What would happen, do you think, if we really rethought the whole testing and exam thing in schools. Let’s say we keep exams, but update them to allow us to assess, not memory recall, but the skills we really value today. What if these exams posed hard, challenging problems that, like real-world problems, don’t necessarily have a ‘right’ answer. What if these questions forced students to use critical thinking and complex analysis, to take a moral stance, or to come up with an innovative ‘solution’. (Obviously, we would delete multiple-choice style questions along the way.)
And then, what would happen if all tests, all exams were ‘open book’. Students would be allowed to access their own notes and the accumulated wisdom of others.
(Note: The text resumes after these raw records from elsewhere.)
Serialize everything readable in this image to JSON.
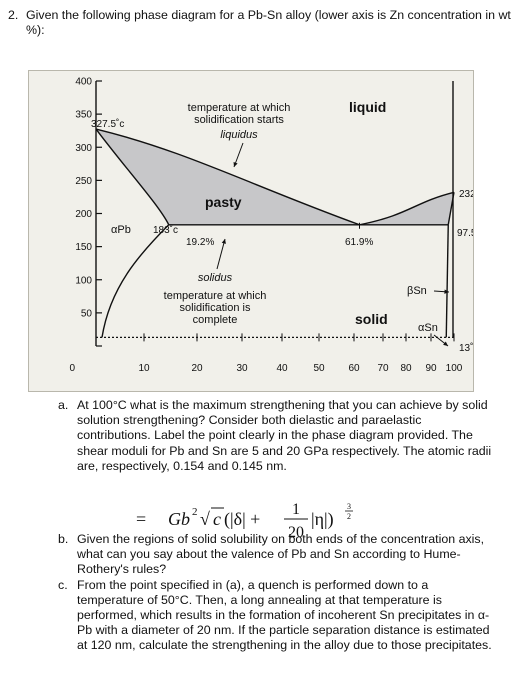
{
  "question": {
    "number": "2.",
    "text": "Given the following phase diagram for a Pb-Sn alloy (lower axis is Zn concentration in wt %):"
  },
  "chart_data": {
    "type": "phase-diagram",
    "title": "",
    "xlabel": "",
    "ylabel": "",
    "ylim": [
      0,
      400
    ],
    "xlim": [
      0,
      100
    ],
    "y_ticks": [
      "400",
      "350",
      "300",
      "250",
      "200",
      "150",
      "100",
      "50",
      "0"
    ],
    "x_ticks": [
      "10",
      "20",
      "30",
      "40",
      "50",
      "60",
      "70",
      "80",
      "90",
      "100"
    ],
    "points": {
      "pb_melting": {
        "x": 0,
        "y": 327.5,
        "label": "327.5˚c"
      },
      "sn_melting": {
        "x": 100,
        "y": 232,
        "label": "232˚c"
      },
      "eutectic": {
        "x": 61.9,
        "y": 183,
        "label": "61.9%"
      },
      "pb_solubility": {
        "x": 19.2,
        "y": 183,
        "label": "19.2%"
      },
      "sn_solubility": {
        "x": 97.5,
        "y": 183,
        "label": "97.5%"
      },
      "eutectic_temp": {
        "label": "183˚c"
      },
      "low_temp": {
        "y": 13,
        "label": "13˚c"
      }
    },
    "regions": {
      "liquid": "liquid",
      "pasty": "pasty",
      "solid": "solid",
      "alpha_pb": "αPb",
      "beta_sn": "βSn",
      "alpha_sn": "αSn"
    },
    "annotations": {
      "liquidus_line1": "temperature at which",
      "liquidus_line2": "solidification starts",
      "liquidus_line3": "liquidus",
      "solidus_line1": "solidus",
      "solidus_line2": "temperature at which",
      "solidus_line3": "solidification is",
      "solidus_line4": "complete"
    },
    "colors": {
      "pasty_fill": "#c7c7c9",
      "background": "#f1f0ea"
    }
  },
  "parts": [
    {
      "label": "a.",
      "text": "At 100°C what is the maximum strengthening that you can achieve by solid solution strengthening? Consider both dielastic and paraelastic contributions. Label the point clearly in the phase diagram provided. The shear moduli for Pb and Sn are 5 and 20 GPa respectively. The atomic radii are, respectively, 0.154 and 0.145 nm."
    },
    {
      "label": "b.",
      "text": "Given the regions of solid solubility on both ends of the concentration axis, what can you say about the valence of Pb and Sn according to Hume-Rothery's rules?"
    },
    {
      "label": "c.",
      "text": "From the point specified in (a), a quench is performed down to a temperature of 50°C. Then, a long annealing at that temperature is performed, which results in the formation of incoherent Sn precipitates in α-Pb with a diameter of 20 nm. If the particle separation distance is estimated at 120 nm, calculate the strengthening in the alloy due to those precipitates."
    }
  ],
  "formula": {
    "eq": "=",
    "lead": "Gb",
    "sq": "2",
    "root": "√",
    "c": "c",
    "open": "(|δ| +",
    "num": "1",
    "den": "20",
    "eta": "|η|)",
    "exp_num": "3",
    "exp_den": "2"
  }
}
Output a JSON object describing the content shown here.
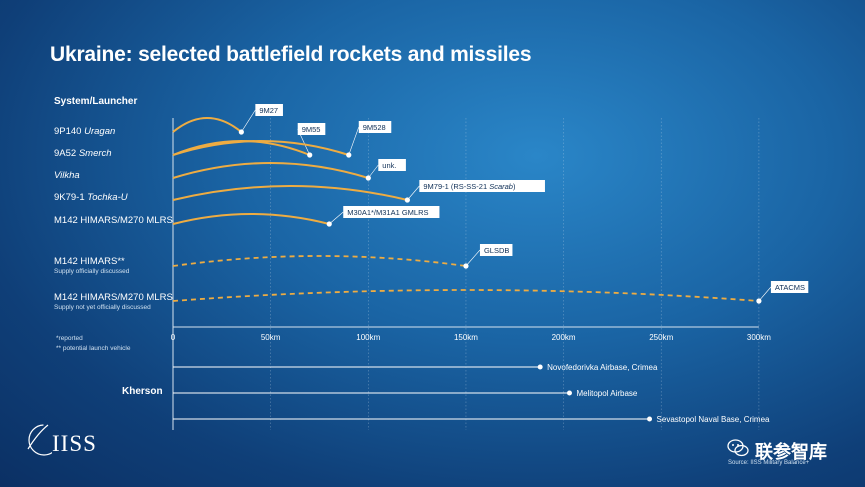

Perhaps, in these new exams, students could take a concept from YouTube (yes, internet access!) being presented by Stephen Hawking and then evolve his thinking to create a new, applied solution to a new problem.
What if students could connect with other students, share real-time developments, prototyping of solutions and even learn from each other’s mistakes. And what if we could assess the process, the ability of students to really ‘think’ under pressure, to conceptualise a future solution, to collaborate, cooperate and enhance the work of others as they collectively strive towards solving a hard problem using ’21st century skills’ that have been honed throughout their schooling.
Much of the above is already being trialled and researched in innovative schools around the world. There are significant obstacles to overcome, including political and budgetary hurdles, but this future is possible. The University of Queensland even has a very cool Assessment Ideas Factory for educators, designed to share and promote innovative assessment.
But then again, it’s probably easier to just lock students in a room, take their phones away, sit them in silence for two hours and encourage them to try to beat each other at ‘remembering’ the answers. (And multiple-choice exams are so much easier to grade!)